Tengo  solo a ripetere

che non Si tratta certo di voci isolate

Gentile Professore,

è stata davvero una fortuna avere l'opportunità di conoscerla.

Nel corso del nostro primo ed unico incontro, ho avuto la sincera percezione che Lei potesse, con il tempo, assurgere a nostra guida per affrontare il tortuoso percorso che porterà all'attuazione sul campo della Legge 112/2016.

Sono consapevole che sarà un tragitto duro e lo sarà ancora di più se penso, come Lei ha avuto puntualmente modo di rimarcare, che il su indicato testo normativo, così come è stato redatto, non affronta tutte le tematiche con la giusta sensibilità.

La legge, così come è scritta, è ancora lontana dai bisogni di chi vive una vita di disagio.

Quante volte nel nostro ordinamento, abbiamo a che fare  con leggi dal titolo assertivo ma dal contenuto spesso incerto e confuso.

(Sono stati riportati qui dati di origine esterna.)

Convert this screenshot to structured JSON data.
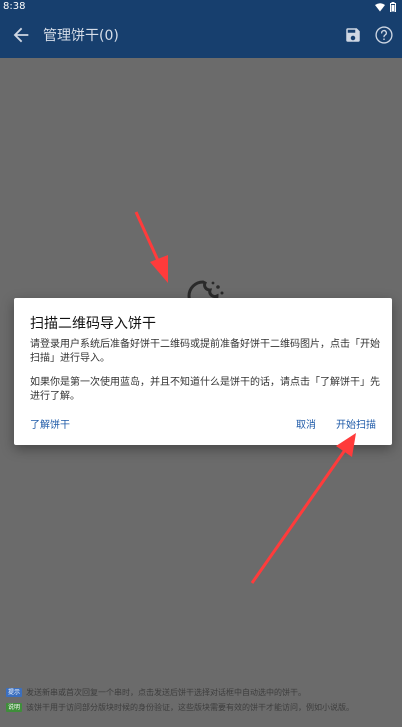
{
  "status_bar": {
    "time": "8:38"
  },
  "app_bar": {
    "title": "管理饼干(0)"
  },
  "dialog": {
    "title": "扫描二维码导入饼干",
    "body_1": "请登录用户系统后准备好饼干二维码或提前准备好饼干二维码图片，点击「开始扫描」进行导入。",
    "body_2": "如果你是第一次使用蓝岛，并且不知道什么是饼干的话，请点击「了解饼干」先进行了解。",
    "learn_label": "了解饼干",
    "cancel_label": "取消",
    "scan_label": "开始扫描"
  },
  "footer": {
    "tag_1": "提示",
    "line_1": "发送新串或首次回复一个串时，点击发送后饼干选择对话框中自动选中的饼干。",
    "tag_2": "说明",
    "line_2": "该饼干用于访问部分版块时候的身份验证，这些版块需要有效的饼干才能访问，例如小说版。"
  },
  "colors": {
    "app_bar": "#173f6e",
    "accent": "#1e5aa8",
    "overlay": "#6b6b6b",
    "arrow": "#ff3b3b"
  },
  "icons": [
    "wifi-icon",
    "battery-icon",
    "back-arrow-icon",
    "save-icon",
    "help-icon",
    "cookie-icon"
  ]
}
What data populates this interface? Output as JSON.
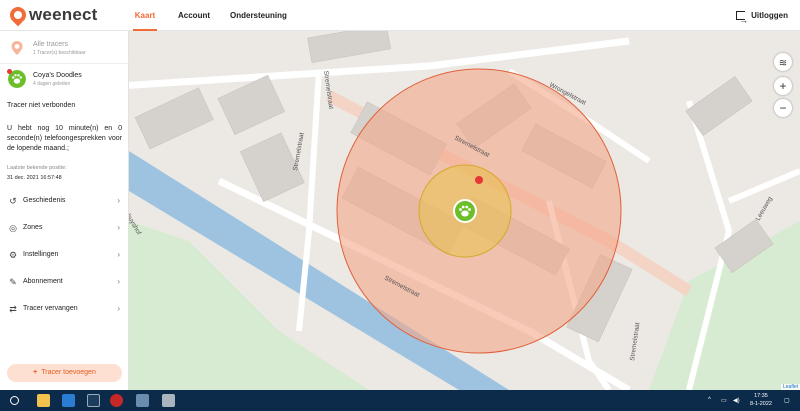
{
  "app": {
    "logo_text": "weenect"
  },
  "nav": {
    "tabs": [
      {
        "label": "Kaart"
      },
      {
        "label": "Account"
      },
      {
        "label": "Ondersteuning"
      }
    ],
    "logout_label": "Uitloggen"
  },
  "sidebar": {
    "all_trackers": {
      "title": "Alle tracers",
      "subtitle": "1 Tracer(s) beschikbaar"
    },
    "tracker": {
      "name": "Coya's Doodles",
      "last_seen": "4 dagen geleden"
    },
    "status": "Tracer niet verbonden",
    "minutes_notice": "U hebt nog 10 minute(n) en 0 seconde(n) telefoongesprekken voor de lopende maand.;",
    "last_position_label": "Laatste bekende positie:",
    "last_position_value": "31 dec. 2021 16:57:48",
    "menu": [
      {
        "label": "Geschiedenis",
        "icon": "history-icon"
      },
      {
        "label": "Zones",
        "icon": "zone-icon"
      },
      {
        "label": "Instellingen",
        "icon": "settings-icon"
      },
      {
        "label": "Abonnement",
        "icon": "subscription-icon"
      },
      {
        "label": "Tracer vervangen",
        "icon": "replace-icon"
      }
    ],
    "add_button": "Tracer toevoegen"
  },
  "map": {
    "street_labels": [
      "Wrongelstraat",
      "Stremelstraat",
      "Stremelstraat",
      "Stremelstraat",
      "Stremelstraat",
      "Stremelstraat",
      "tershuyshof",
      "Leeuweg"
    ],
    "attribution": "Leaflet",
    "colors": {
      "accent": "#f26b3a",
      "outer_zone": "#f3a689",
      "inner_zone": "#e8c24b",
      "tracker": "#6cbf2a",
      "water": "#9ec3e0",
      "park": "#d6ebd2"
    }
  },
  "taskbar": {
    "time": "17:35",
    "date": "8-1-2022"
  }
}
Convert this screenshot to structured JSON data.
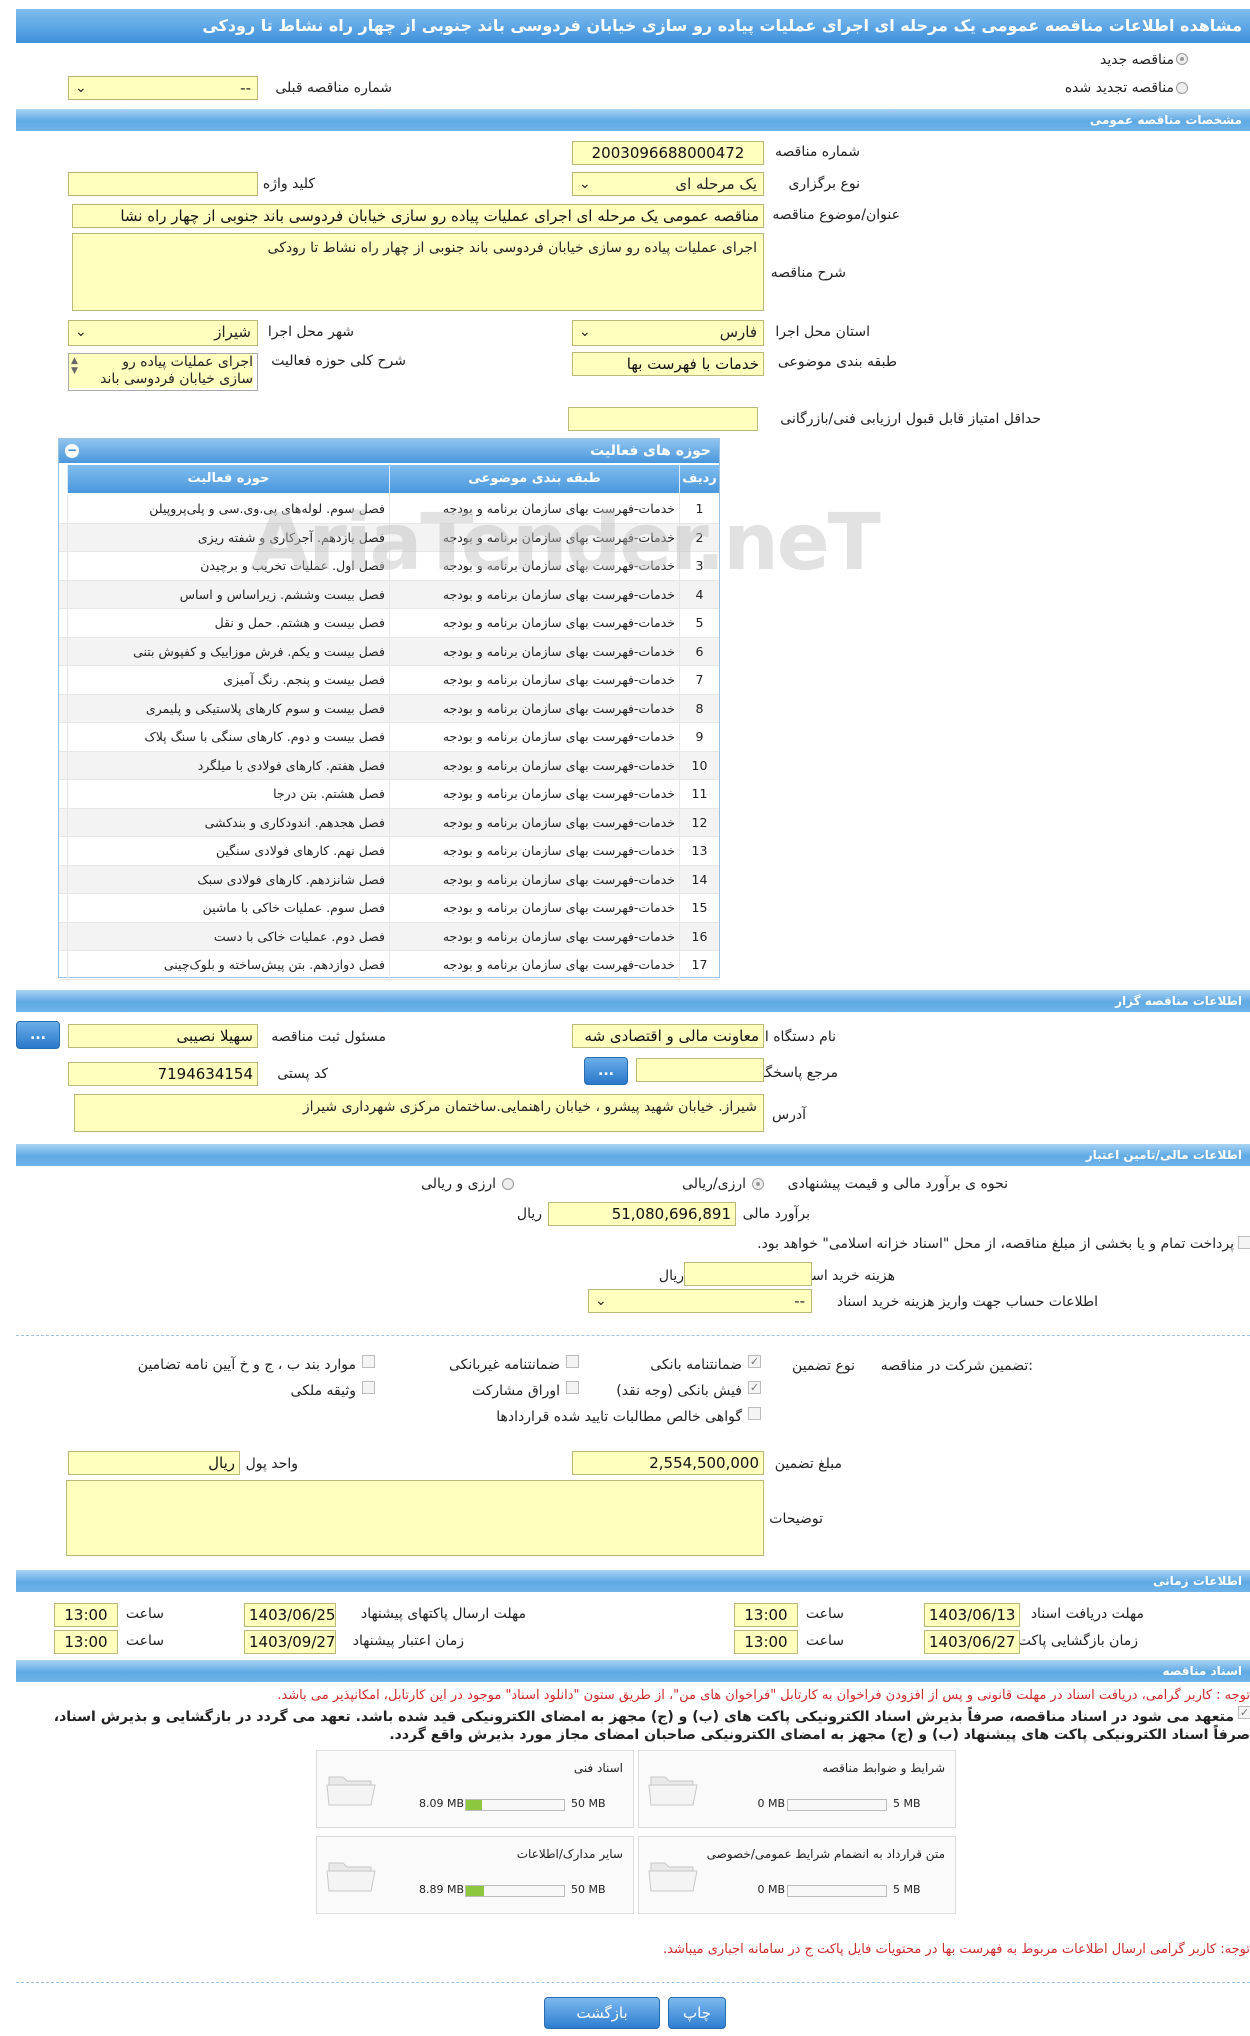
{
  "header": {
    "title": "مشاهده اطلاعات مناقصه عمومی یک مرحله ای اجرای عملیات پیاده رو سازی خیابان فردوسی باند جنوبی از چهار راه نشاط تا رودکی"
  },
  "top": {
    "new_label": "مناقصه جدید",
    "renewed_label": "مناقصه تجدید شده",
    "prev_number_label": "شماره مناقصه قبلی",
    "prev_number_value": "--"
  },
  "general": {
    "section_title": "مشخصات مناقصه عمومی",
    "number_label": "شماره مناقصه",
    "number_value": "2003096688000472",
    "type_label": "نوع برگزاری",
    "type_value": "یک مرحله ای",
    "keyword_label": "کلید واژه",
    "keyword_value": "",
    "subject_label": "عنوان/موضوع مناقصه",
    "subject_value": "مناقصه عمومی یک مرحله ای اجرای عملیات پیاده رو سازی خیابان فردوسی باند جنوبی از چهار راه نشا",
    "desc_label": "شرح مناقصه",
    "desc_value": "اجرای عملیات پیاده رو سازی خیابان فردوسی باند جنوبی از چهار راه نشاط تا رودکی",
    "province_label": "استان محل اجرا",
    "province_value": "فارس",
    "city_label": "شهر محل اجرا",
    "city_value": "شیراز",
    "category_label": "طبقه بندی موضوعی",
    "category_value": "خدمات با فهرست بها",
    "activity_label": "شرح کلی حوزه فعالیت",
    "activity_line1": "اجرای عملیات پیاده رو",
    "activity_line2": "سازی خیابان فردوسی باند",
    "min_score_label": "حداقل امتیاز قابل قبول ارزیابی فنی/بازرگانی",
    "min_score_value": ""
  },
  "activities": {
    "panel_title": "حوزه های فعالیت",
    "col_row": "ردیف",
    "col_category": "طبقه بندی موضوعی",
    "col_activity": "حوزه فعالیت",
    "rows": [
      {
        "n": "1",
        "cat": "خدمات-فهرست بهای سازمان برنامه و بودجه",
        "act": "فصل سوم. لوله‌های پی.وی.سی و پلی‌پروپیلن"
      },
      {
        "n": "2",
        "cat": "خدمات-فهرست بهای سازمان برنامه و بودجه",
        "act": "فصل یازدهم. آجرکاری و شفته ریزی"
      },
      {
        "n": "3",
        "cat": "خدمات-فهرست بهای سازمان برنامه و بودجه",
        "act": "فصل اول. عملیات تخریب و برچیدن"
      },
      {
        "n": "4",
        "cat": "خدمات-فهرست بهای سازمان برنامه و بودجه",
        "act": "فصل بیست وششم. زیراساس و اساس"
      },
      {
        "n": "5",
        "cat": "خدمات-فهرست بهای سازمان برنامه و بودجه",
        "act": "فصل بیست و هشتم. حمل و نقل"
      },
      {
        "n": "6",
        "cat": "خدمات-فهرست بهای سازمان برنامه و بودجه",
        "act": "فصل بیست و یکم. فرش موزاییک و کفپوش بتنی"
      },
      {
        "n": "7",
        "cat": "خدمات-فهرست بهای سازمان برنامه و بودجه",
        "act": "فصل بیست و پنجم. رنگ آمیزی"
      },
      {
        "n": "8",
        "cat": "خدمات-فهرست بهای سازمان برنامه و بودجه",
        "act": "فصل بیست و سوم کارهای پلاستیکی و پلیمری"
      },
      {
        "n": "9",
        "cat": "خدمات-فهرست بهای سازمان برنامه و بودجه",
        "act": "فصل بیست و دوم. کارهای سنگی با سنگ پلاک"
      },
      {
        "n": "10",
        "cat": "خدمات-فهرست بهای سازمان برنامه و بودجه",
        "act": "فصل هفتم. کارهای فولادی با میلگرد"
      },
      {
        "n": "11",
        "cat": "خدمات-فهرست بهای سازمان برنامه و بودجه",
        "act": "فصل هشتم. بتن درجا"
      },
      {
        "n": "12",
        "cat": "خدمات-فهرست بهای سازمان برنامه و بودجه",
        "act": "فصل هجدهم. اندودکاری و بندکشی"
      },
      {
        "n": "13",
        "cat": "خدمات-فهرست بهای سازمان برنامه و بودجه",
        "act": "فصل نهم. کارهای فولادی سنگین"
      },
      {
        "n": "14",
        "cat": "خدمات-فهرست بهای سازمان برنامه و بودجه",
        "act": "فصل شانزدهم. کارهای فولادی سبک"
      },
      {
        "n": "15",
        "cat": "خدمات-فهرست بهای سازمان برنامه و بودجه",
        "act": "فصل سوم. عملیات خاکی با ماشین"
      },
      {
        "n": "16",
        "cat": "خدمات-فهرست بهای سازمان برنامه و بودجه",
        "act": "فصل دوم. عملیات خاکی با دست"
      },
      {
        "n": "17",
        "cat": "خدمات-فهرست بهای سازمان برنامه و بودجه",
        "act": "فصل دوازدهم. بتن پیش‌ساخته و بلوک‌چینی"
      }
    ]
  },
  "organizer": {
    "section_title": "اطلاعات مناقصه گزار",
    "org_label": "نام دستگاه اجرایی مناقصه گزار",
    "org_value": "معاونت مالی و اقتصادی شه",
    "reg_label": "مسئول ثبت مناقصه",
    "reg_value": "سهیلا نصیبی",
    "ref_label": "مرجع پاسخگویی",
    "ref_value": "",
    "postal_label": "کد پستی",
    "postal_value": "7194634154",
    "address_label": "آدرس",
    "address_value": "شیراز. خیابان شهید پیشرو ، خیابان راهنمایی.ساختمان مرکزی شهرداری شیراز",
    "dots": "..."
  },
  "finance": {
    "section_title": "اطلاعات مالی/تامین اعتبار",
    "method_label": "نحوه ی برآورد مالی و قیمت پیشنهادی",
    "opt1": "ارزی/ریالی",
    "opt2": "ارزی و ریالی",
    "estimate_label": "برآورد مالی",
    "estimate_value": "51,080,696,891",
    "rial": "ریال",
    "treasury_text": "پرداخت تمام و یا بخشی از مبلغ مناقصه، از محل \"اسناد خزانه اسلامی\" خواهد بود.",
    "doc_cost_label": "هزینه خرید اسناد",
    "doc_cost_value": "",
    "account_label": "اطلاعات حساب جهت واریز هزینه خرید اسناد",
    "account_value": "--"
  },
  "guarantee": {
    "participation_label": "تضمین شرکت در مناقصه:",
    "type_label": "نوع تضمین",
    "opts": [
      "ضمانتنامه بانکی",
      "ضمانتنامه غیربانکی",
      "موارد بند ب ، ج و خ آیین نامه تضامین",
      "فیش بانکی (وجه نقد)",
      "اوراق مشارکت",
      "وثیقه ملکی",
      "گواهی خالص مطالبات تایید شده قراردادها"
    ],
    "amount_label": "مبلغ تضمین",
    "amount_value": "2,554,500,000",
    "currency_label": "واحد پول",
    "currency_value": "ریال",
    "notes_label": "توضیحات",
    "notes_value": ""
  },
  "timing": {
    "section_title": "اطلاعات زمانی",
    "receive_label": "مهلت دریافت اسناد",
    "receive_date": "1403/06/13",
    "receive_time": "13:00",
    "send_label": "مهلت ارسال پاکتهای پیشنهاد",
    "send_date": "1403/06/25",
    "send_time": "13:00",
    "open_label": "زمان بازگشایی پاکت ها",
    "open_date": "1403/06/27",
    "open_time": "13:00",
    "validity_label": "زمان اعتبار پیشنهاد",
    "validity_date": "1403/09/27",
    "validity_time": "13:00",
    "time_label": "ساعت"
  },
  "documents": {
    "section_title": "اسناد مناقصه",
    "note1": "توجه : کاربر گرامی، دریافت اسناد در مهلت قانونی و پس از افزودن فراخوان به کارتابل \"فراخوان های من\"، از طریق ستون \"دانلود اسناد\" موجود در این کارتابل، امکانپذیر می باشد.",
    "commit_line1": "متعهد می شود در اسناد مناقصه، صرفاً بذیرش اسناد الکترونیکی پاکت های (ب) و (ج) مجهز به امضای الکترونیکی قید شده باشد. تعهد می گردد در بازگشایی و بذیرش اسناد،",
    "commit_line2": "صرفاً اسناد الکترونیکی پاکت های پیشنهاد (ب) و (ج) مجهز به امضای الکترونیکی صاحبان امضای مجاز مورد بذیرش واقع گردد.",
    "files": [
      {
        "label": "شرایط و ضوابط مناقصه",
        "current": "0 MB",
        "max": "5 MB",
        "fraction": 0.0
      },
      {
        "label": "اسناد فنی",
        "current": "8.09 MB",
        "max": "50 MB",
        "fraction": 0.16
      },
      {
        "label": "متن قرارداد به انضمام شرایط عمومی/خصوصی",
        "current": "0 MB",
        "max": "5 MB",
        "fraction": 0.0
      },
      {
        "label": "سایر مدارک/اطلاعات",
        "current": "8.89 MB",
        "max": "50 MB",
        "fraction": 0.18
      }
    ],
    "note2": "توجه: کاربر گرامی ارسال اطلاعات مربوط به فهرست بها در محتویات فایل پاکت ج در سامانه اجباری میباشد."
  },
  "footer": {
    "back_label": "بازگشت",
    "print_label": "چاپ"
  },
  "watermark": "AriaTender.neT",
  "colors": {
    "header_blue": "#3f90db",
    "field_yellow": "#ffffbe",
    "note_red": "#d02a2a"
  }
}
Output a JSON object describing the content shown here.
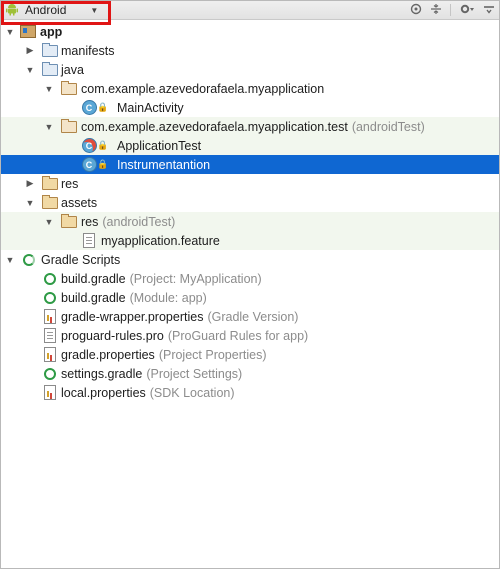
{
  "toolbar": {
    "view_selector_label": "Android",
    "icons": [
      "scope-icon",
      "collapse-icon",
      "settings-icon",
      "hide-icon"
    ]
  },
  "tree": {
    "app": "app",
    "manifests": "manifests",
    "java": "java",
    "pkg_main": "com.example.azevedorafaela.myapplication",
    "main_activity": "MainActivity",
    "pkg_test": "com.example.azevedorafaela.myapplication.test",
    "pkg_test_suffix": "(androidTest)",
    "application_test": "ApplicationTest",
    "instrumentation": "Instrumentantion",
    "res": "res",
    "assets": "assets",
    "assets_res": "res",
    "assets_res_suffix": "(androidTest)",
    "feature_file": "myapplication.feature",
    "gradle_scripts": "Gradle Scripts",
    "gradle_items": [
      {
        "name": "build.gradle",
        "hint": "(Project: MyApplication)"
      },
      {
        "name": "build.gradle",
        "hint": "(Module: app)"
      },
      {
        "name": "gradle-wrapper.properties",
        "hint": "(Gradle Version)"
      },
      {
        "name": "proguard-rules.pro",
        "hint": "(ProGuard Rules for app)"
      },
      {
        "name": "gradle.properties",
        "hint": "(Project Properties)"
      },
      {
        "name": "settings.gradle",
        "hint": "(Project Settings)"
      },
      {
        "name": "local.properties",
        "hint": "(SDK Location)"
      }
    ]
  },
  "colors": {
    "selection": "#0f67d2",
    "annotation_border": "#e01515",
    "test_row_bg": "#f2f7ee"
  }
}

Reputo, perciò, le sue riserve sull'articolato della Legge più che condivisibili.

Da ora in avanti, sta a quanti desiderano un vero e proprio cambio di passo, approfondire maggiormente gli argomenti non condivisibili, al fine di rendere, con il tempo, il testo normativo interamente consono ai reali bisogni dei destinatari.

Lo sforzo, non solo di noi familiari ma di tutti coloro che hanno a cuore una migliore assistenza di persone con grave disabilità, è diretto verso un unico e grande obiettivo: Dare ai nostri figli un futuro il più possibile sereno quando noi non ci saremo più.